Dr. Richard U. Levine Elected President of the New York Obstetrical Society
Jul 5, 2002
Dr. Richard U. Levine, vice chairman for clinical affairs in the Department of Obstetrics and Gynecology at Sloane Hospital for Women at NewYork-Presbyterian Hospital's Columbia University Medical Center, and clinical professor of obstetrics & gynecology at Columbia University College of Physicians & Surgeons, has been elected President of the New York Obstetrical Society. He was instrumental in first introducing hysteroscopy, or endoscopic evaluation of the uterine cavity, which in 1970 diagnosed such conditions as abnormal uterine bleeding and fibroids. Dr. Levine is also recognized for his work on human papilloma virus (HPV), a sexually transmitted virus that is associated with an increased risk of cervical cancer.

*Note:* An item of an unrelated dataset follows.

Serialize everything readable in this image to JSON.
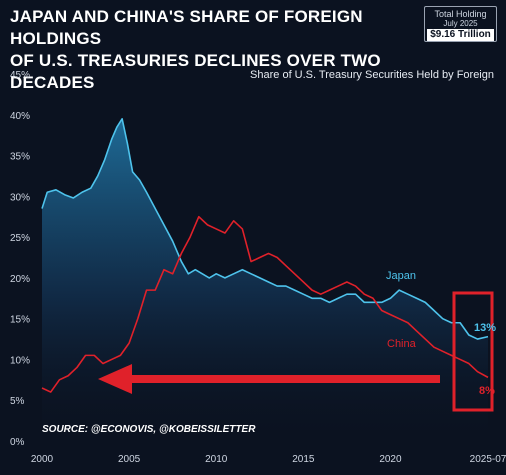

In 2000, Dr. Levine received a national teaching award from American Professors of Obstetrics and Gynecology (APOG). At the 2002 graduation ceremonies of the College of Physicians & Surgeons, he was awarded the Arnold P. Gold Foundation Award, which is given annually to a physician who has demonstrated compassionate and devoted patient care, and who is a humanistic role model for students and young physicians.
Dr. Levine received his undergraduate degree from Tufts University in 1962, and his M.D. from Cornell University Medical College in 1966. He was an intern in Medicine at Bellevue Hospital, New York, and a resident in Obstetrics and Gynecology at Columbia University Medical Center. Except for fellowships at the Karolinska Institute, in Sweden, and the Bronx Lebanon Hospital Center, he has been at Columbia University Medical Center since 1974. He has filled numerous hospital, academic, and professional positions, including President of Columbia University Medical Center's Society of Practitioners, Fellow of the American College of Obstetrics and Gynecology, and Fellow of the American College of Surgeons. He has been a member of the New York Obstetrical Society since 1978.
The New York Obstetrical Society, founded in 1863, is made up of about 200 obstetrician-gynecologists who are leaders in the field of women's health care, and who are dedicated to the betterment of women's health through clinical, academic, scientific, and political endeavors.